The inefficiency of the current aggressive standard of care treatment strategy has motivated this work to develop more targeted and effective therapeutic approaches for the treatment of GBM. Gene therapy offers potential for GBM by altering the genetic expression and behavior of cells in the tumor microenvironment to generate an anti-tumor response. Systemically administered genetic material must evade the reticuloendothelial system (RES) and efflux transporters expressed in the BBB, pass through the extracellular matrix (ECM) and cell membrane, and escape lysosomal degradation to reach their target. To aid in overcoming these biological barriers and increase circulation time, genetic material can be encapsulated in nanoparticles (NPs). Studies have pursued gene therapy to halt angiogenesis, drive an anti-tumor immune response, reverse drug resistance, and more. However, these therapies suffer from a lack of delivery and transfection efficiency. To overcome drug delivery challenges, focused ultrasound (FUS) can be leveraged to temporarily induce BB/BTB opening and facilitate therapeutic delivery. During FUS treatments, intravenously administered microbubbles oscillate within the FUS focal zone, exerting mechanical forces that safely and temporarily disrupt vasculature. This process enhances vascular permeability, enabling targeted and localized delivery of therapeutic agents directly to the tumor site.

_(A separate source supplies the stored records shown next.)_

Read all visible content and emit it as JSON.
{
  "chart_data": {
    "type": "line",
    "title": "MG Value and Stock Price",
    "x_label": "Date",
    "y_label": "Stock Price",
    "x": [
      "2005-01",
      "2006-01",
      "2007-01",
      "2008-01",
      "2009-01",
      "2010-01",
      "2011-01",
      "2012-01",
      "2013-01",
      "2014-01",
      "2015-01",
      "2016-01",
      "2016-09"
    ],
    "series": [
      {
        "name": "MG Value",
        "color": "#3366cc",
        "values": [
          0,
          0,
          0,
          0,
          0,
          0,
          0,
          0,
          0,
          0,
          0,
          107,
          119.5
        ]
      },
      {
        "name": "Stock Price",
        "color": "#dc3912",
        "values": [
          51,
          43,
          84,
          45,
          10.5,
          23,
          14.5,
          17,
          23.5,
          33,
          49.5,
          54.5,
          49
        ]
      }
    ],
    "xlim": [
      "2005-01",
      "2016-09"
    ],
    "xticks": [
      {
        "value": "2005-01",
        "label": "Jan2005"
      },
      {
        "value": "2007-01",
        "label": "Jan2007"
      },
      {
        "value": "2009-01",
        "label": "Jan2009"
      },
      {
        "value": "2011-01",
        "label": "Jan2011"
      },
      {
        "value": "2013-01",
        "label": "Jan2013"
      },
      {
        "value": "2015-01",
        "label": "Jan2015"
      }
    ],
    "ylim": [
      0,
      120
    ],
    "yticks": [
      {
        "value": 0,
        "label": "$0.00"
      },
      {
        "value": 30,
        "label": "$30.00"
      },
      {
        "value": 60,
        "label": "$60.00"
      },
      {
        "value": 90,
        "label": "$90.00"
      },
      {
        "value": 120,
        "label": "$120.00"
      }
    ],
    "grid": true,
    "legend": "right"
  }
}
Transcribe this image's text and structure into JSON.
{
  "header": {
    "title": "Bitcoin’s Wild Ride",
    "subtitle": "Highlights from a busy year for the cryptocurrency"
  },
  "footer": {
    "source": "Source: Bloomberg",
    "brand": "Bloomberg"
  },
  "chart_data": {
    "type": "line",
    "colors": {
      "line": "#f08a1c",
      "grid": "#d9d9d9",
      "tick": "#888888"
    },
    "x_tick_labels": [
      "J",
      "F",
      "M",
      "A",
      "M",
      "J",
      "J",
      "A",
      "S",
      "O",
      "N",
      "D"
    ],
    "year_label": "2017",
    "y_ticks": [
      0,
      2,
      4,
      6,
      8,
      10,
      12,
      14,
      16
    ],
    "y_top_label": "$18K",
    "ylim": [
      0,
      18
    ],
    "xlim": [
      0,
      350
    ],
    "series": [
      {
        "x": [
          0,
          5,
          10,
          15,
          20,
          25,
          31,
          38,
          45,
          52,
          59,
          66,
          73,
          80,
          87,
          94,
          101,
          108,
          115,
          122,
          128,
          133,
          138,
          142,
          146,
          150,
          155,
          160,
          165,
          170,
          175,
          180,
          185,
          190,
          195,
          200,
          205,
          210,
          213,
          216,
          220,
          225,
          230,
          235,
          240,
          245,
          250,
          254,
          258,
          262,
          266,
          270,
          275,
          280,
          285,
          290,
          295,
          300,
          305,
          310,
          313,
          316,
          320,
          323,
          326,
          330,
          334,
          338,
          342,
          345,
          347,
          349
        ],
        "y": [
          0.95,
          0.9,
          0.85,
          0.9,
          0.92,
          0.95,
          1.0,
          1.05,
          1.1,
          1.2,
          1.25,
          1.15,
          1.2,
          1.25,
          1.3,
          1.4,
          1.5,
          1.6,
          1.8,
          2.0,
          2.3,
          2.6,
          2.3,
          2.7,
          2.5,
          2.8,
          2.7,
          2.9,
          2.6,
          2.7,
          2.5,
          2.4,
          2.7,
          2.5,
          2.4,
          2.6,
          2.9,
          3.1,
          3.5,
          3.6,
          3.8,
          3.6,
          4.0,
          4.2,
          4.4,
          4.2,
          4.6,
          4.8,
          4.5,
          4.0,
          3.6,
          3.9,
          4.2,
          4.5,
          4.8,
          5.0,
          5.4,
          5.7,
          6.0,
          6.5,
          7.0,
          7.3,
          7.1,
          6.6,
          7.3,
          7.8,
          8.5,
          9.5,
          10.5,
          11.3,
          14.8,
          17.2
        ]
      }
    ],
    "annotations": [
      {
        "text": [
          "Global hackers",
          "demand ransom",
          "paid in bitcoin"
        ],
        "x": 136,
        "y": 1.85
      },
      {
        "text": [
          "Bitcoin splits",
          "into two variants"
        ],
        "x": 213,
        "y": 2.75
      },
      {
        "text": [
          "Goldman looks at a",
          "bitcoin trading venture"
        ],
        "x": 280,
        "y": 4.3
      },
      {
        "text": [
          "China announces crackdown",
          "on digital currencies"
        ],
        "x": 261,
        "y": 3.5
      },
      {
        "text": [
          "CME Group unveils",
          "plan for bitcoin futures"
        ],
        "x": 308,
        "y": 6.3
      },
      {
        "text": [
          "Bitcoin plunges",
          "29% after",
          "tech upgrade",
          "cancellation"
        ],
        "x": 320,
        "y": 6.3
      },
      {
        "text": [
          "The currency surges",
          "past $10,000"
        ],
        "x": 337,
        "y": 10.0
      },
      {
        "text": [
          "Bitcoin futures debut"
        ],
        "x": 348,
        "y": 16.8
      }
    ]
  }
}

Though FUS can be used to overcome limitations associated with therapeutic delivery, the next challenge we are faced with is therapeutic retention. P-glycoprotein, or P-gp, is a drug efflux transporter that prevents intracellular accumulation of exogenous substances and is expressed by both endothelium in the BB/BTB and cancer cells. While P-gp is an important line of defense for protecting healthy brain from foreign substances, it further hinders therapeutic delivery in the context of GBM. Anti-cancer therapies, such as chemotherapies, that reach target cells are often rapidly effluxed from P-gp-expressing cells back into the bloodstream, allowing only a small fraction of the administered drug to be retained by the tumor. In aim 1, we explore knocking out P-gp to prevent drug efflux by using CRISPR/Cas9 ribonucleoproteins (RNPs). Following direct injection of naked RNPs or systemic administration of RNPs encapsulated in lipid NPs, followed by FUS-mediated opening of the BB/BTB, we observed improved tumor growth control and survival of mice treated with paclitaxel (PTX) chemotherapy. These data demonstrate improved therapeutic efficacy following targeted P-gp knockout in GBM tumors.
Aim 2 of this dissertation focuses on characterizing transfection efficacy and cellular tropism, or specificity, of a novel gene delivery vector. To improve targeting precision, NPs are often modified with surface ligands designed to bind to molecules that are overexpressed by the target tissue. Exofacial thiols, or thiol (SH-) groups located on the cell membrane, are enriched in tumors due to the dysregulated protein synthesis, increased redox activity, elevated pH, and high metabolic activity within the tumor microenvironment (TME). In our research, we modified NPs to contain free thiol groups, thereby creating SH-NPs. These thiol groups are designed to act as “targeting ligands” for exofacial thiols to enhance their accumulation within the tumor. Other groups have explored the use of SH- groups in NP formulations polymer crosslinking to improve NP stability, formation of disulfide bonds to be cleaved in oxidative environments, and to conjugate other targeting ligands or nucleic acids to polymers, however, our study is the first to explore the use of SH- as a targeting functional group for tumors for non-viral gene carriers. In combination with FUS, SH-NPs demonstrated exceptional targeting of the tumor endothelium. We then used this platform to selectively transfect the tumor endothelium with a chemokine-encoding plasmid to improve immune cell recruitment to the tumor.
In summary, these studies investigate the development of innovative gene delivery platforms and the use of FUS to address challenges in therapeutic delivery and drug retention for the enhancement of anti-tumor efficacy of treatments for GBM.